Proposed plastic bag ban won’t help environment

As with all policy debates, it is important that facts and science drive the discussion on plastic bags.

As with all policy debates, it is important that facts and science drive the discussion on plastic bags. The Mercer Island City Council is currently considering a ban on highly reused and 100% recyclable plastic bags and a five-cent fee on paper bags. This is a move that will fail to accomplish any environmental goal, will actually turn shoppers to environmentally-inferior alternatives and will jeopardize the local economy.
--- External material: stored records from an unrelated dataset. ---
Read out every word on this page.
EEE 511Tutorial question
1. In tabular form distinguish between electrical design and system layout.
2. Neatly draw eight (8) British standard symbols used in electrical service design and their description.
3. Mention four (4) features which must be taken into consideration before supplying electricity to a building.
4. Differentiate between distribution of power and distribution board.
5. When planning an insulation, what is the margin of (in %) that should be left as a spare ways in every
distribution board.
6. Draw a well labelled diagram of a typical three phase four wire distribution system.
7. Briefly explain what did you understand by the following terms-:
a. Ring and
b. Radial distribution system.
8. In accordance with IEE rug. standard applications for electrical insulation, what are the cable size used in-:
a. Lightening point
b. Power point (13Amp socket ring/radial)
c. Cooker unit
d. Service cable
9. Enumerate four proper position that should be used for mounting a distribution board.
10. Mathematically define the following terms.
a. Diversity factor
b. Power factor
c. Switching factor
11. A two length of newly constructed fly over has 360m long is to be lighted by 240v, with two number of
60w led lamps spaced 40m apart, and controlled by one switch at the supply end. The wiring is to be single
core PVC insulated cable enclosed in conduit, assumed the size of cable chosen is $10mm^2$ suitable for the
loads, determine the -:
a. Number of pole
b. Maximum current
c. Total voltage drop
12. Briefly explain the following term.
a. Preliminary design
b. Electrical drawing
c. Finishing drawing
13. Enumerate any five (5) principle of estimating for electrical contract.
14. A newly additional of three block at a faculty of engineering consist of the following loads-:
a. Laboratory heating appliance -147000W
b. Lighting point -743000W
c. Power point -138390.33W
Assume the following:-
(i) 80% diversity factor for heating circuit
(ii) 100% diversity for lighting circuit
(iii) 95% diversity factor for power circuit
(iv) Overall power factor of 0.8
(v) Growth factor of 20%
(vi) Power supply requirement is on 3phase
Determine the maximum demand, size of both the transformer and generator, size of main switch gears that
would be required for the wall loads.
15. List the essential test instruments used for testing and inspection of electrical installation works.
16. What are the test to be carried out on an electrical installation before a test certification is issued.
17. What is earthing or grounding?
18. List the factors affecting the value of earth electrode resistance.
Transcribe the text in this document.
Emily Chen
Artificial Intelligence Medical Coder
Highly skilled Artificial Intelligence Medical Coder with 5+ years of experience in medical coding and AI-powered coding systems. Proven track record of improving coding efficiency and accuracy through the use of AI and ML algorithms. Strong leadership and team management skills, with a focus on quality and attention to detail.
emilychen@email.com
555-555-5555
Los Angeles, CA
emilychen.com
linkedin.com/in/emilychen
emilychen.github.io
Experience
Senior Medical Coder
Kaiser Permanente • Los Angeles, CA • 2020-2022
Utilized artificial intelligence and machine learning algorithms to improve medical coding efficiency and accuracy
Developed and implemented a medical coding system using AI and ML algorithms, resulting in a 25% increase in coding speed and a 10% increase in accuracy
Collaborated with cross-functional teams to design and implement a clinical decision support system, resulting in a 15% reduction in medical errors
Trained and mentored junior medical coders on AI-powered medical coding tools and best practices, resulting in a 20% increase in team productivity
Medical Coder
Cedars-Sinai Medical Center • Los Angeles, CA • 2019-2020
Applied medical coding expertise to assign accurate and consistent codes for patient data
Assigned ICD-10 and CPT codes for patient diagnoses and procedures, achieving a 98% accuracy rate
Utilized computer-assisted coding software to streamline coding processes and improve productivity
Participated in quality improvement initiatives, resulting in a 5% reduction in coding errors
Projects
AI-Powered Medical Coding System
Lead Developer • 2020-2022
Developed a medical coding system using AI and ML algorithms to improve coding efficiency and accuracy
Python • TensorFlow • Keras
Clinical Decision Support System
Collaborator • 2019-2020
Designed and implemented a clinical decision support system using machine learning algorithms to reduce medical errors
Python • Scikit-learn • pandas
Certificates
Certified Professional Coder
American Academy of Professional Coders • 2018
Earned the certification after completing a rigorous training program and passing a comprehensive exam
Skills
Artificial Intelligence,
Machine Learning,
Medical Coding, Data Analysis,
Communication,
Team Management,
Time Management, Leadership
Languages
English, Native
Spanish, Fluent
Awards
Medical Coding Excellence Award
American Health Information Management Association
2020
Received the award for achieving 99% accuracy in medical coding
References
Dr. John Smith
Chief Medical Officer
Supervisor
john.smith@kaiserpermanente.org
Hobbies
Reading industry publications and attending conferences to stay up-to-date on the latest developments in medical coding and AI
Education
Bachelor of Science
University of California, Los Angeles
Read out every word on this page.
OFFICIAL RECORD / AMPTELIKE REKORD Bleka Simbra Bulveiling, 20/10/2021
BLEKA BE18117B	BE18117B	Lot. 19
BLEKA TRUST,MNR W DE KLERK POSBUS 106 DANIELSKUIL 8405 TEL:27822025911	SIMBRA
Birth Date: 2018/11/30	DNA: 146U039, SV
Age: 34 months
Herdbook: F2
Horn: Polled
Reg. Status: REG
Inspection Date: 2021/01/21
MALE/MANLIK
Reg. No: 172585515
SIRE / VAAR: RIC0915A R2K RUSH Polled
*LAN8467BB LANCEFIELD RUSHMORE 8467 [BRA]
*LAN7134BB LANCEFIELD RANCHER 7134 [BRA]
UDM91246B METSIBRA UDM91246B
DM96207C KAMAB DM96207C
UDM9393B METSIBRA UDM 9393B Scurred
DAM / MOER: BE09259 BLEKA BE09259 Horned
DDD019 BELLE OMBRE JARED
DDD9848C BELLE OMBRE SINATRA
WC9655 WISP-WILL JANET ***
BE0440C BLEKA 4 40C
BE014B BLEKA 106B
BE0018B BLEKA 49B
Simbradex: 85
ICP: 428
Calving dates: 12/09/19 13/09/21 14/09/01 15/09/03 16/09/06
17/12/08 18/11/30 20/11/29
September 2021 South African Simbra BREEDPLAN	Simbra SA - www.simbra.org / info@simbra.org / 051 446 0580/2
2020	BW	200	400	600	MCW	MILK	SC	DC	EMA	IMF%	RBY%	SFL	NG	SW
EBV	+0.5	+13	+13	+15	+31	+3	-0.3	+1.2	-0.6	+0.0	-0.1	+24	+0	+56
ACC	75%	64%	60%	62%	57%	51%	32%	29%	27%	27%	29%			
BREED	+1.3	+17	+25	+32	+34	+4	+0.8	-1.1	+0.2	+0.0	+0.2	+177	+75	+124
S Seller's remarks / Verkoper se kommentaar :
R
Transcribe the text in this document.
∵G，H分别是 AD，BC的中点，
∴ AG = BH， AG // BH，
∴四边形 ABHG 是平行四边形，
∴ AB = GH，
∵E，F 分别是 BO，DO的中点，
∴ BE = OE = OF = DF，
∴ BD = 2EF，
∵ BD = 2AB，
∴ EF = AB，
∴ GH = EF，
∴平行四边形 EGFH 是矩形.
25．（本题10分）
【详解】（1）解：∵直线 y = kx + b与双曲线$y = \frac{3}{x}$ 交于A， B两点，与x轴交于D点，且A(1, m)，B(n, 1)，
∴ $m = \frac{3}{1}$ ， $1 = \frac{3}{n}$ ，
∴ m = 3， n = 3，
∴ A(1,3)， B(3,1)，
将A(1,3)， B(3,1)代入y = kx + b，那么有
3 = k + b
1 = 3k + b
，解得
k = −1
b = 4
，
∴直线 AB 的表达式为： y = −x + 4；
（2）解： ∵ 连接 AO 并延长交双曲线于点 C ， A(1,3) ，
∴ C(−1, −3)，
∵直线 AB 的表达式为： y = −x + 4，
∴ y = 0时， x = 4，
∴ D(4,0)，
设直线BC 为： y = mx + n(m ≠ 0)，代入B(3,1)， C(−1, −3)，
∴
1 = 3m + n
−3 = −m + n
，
Plastic bags make up less than half a percent of all municipal waste and traditionally less than 1 percent of litter in the United States. The reality is that banning them will result in no tangible reduction in either the quantity of waste or litter. Bag bans also push shoppers to use environmentally-harmful reusable bags, which require far more energy to produce and are made overseas with foreign oil, and therefore have a much larger carbon footprint. The difference is so dramatic that University of Oregon professor David Tyler notes that if climate change is your priority, plastic bags are the best option at checkout.

The unintended environmental consequences of banning plastic bag are not the only reason they are deeply flawed—they also jeopardize American manufacturing jobs. 1,000 Washingtonian families rely on the plastic bag manufacturing, recycling and distribution sectors to put food on the table. Plastic bag bans, like the one under consideration in Mercer Island, threaten vital jobs within the plastics industry.

Instead of a policy that will threaten jobs for no environmental gains, Mercer Island should augment the existing in-store take-back recycling program with more education on plastic bag recycling. Recycling is the better alternative because it protects jobs and the environment.